44_04-nicolai-meinshausen

Nicolai Meinshausen is Professor of Statistics at ETH Zurich. Before taking up his current post in 2013, he was Professor of Statistics at the University of Oxford and a post-doc at UC Berkeley. His IMS Medallion lecture, Causal discovery with confidence using invariance principles, will be delivered at the JSM in Seattle on Monday, August 10, 2015, at 2:00pm.

Causal discovery with confidence using invariance principles

I am not entirely sure why I received the great honour of a Medallion lecture, but I am rather sure it was neither for my rhetoric abilities nor for the work on the topic I want to speak about in Seattle. I will focus on the happier part of the two. By choosing causal inference as a topic for the lecture and for my work over the past year, I am aware that I am entering a crowded, challenging and fascinating field. What is interesting about causal inference from a practical point of view? I think most people would agree that one of the defining advantages of causal models is (or would be) that they work equally well in new environments and settings. We should get the same predictive accuracy with a causal model, no matter whether we just observe or actively intervene on the predictors. Causal models show in other words invariance across different environments. While this aspect is well known and established, I want to show a few examples where the approach can be reversed: instead of trying to get a causal model which will then be invariant in its predictive accuracy across different environments, we can use the invariance property to infer the causal model. Having data from different environments, we can look for all models that are in fact invariant in a suitable sense across the environments. The causal model has to be one of them. This provides a novel way to perform causal inference. Confidence intervals for the causal coefficients follow naturally.

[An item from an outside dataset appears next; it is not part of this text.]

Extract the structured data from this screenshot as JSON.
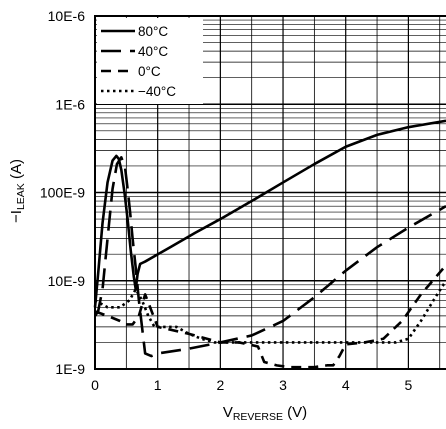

For this approach to work, one needs on the one hand more than just observational data, but one does not need data from carefully designed randomised studies on the other hand. The data need to be observed for example under different and unknown interventions. Or the system is observed in different environments that change the noise distribution at each variable in an unknown way. While inhomogeneity of data (for example biological experiments performed in different labs) is often perceived as a stumbling block for analysis, this opens the possibility that the inhomogeneity is actually good, at least for causal analysis. The exact form of the invariance can take different forms and will depend on assumptions we are willing to make about presence or absence of hidden variables, feedback loops and the type of interventions. I will show a few examples along with necessary assumptions. Empirical results on biological experiments show the scope and limitations of the approach. This is joint work with Christina Heinze, Jonas Peters, Peter Buehlmann and Dominik Rothenhaeusler.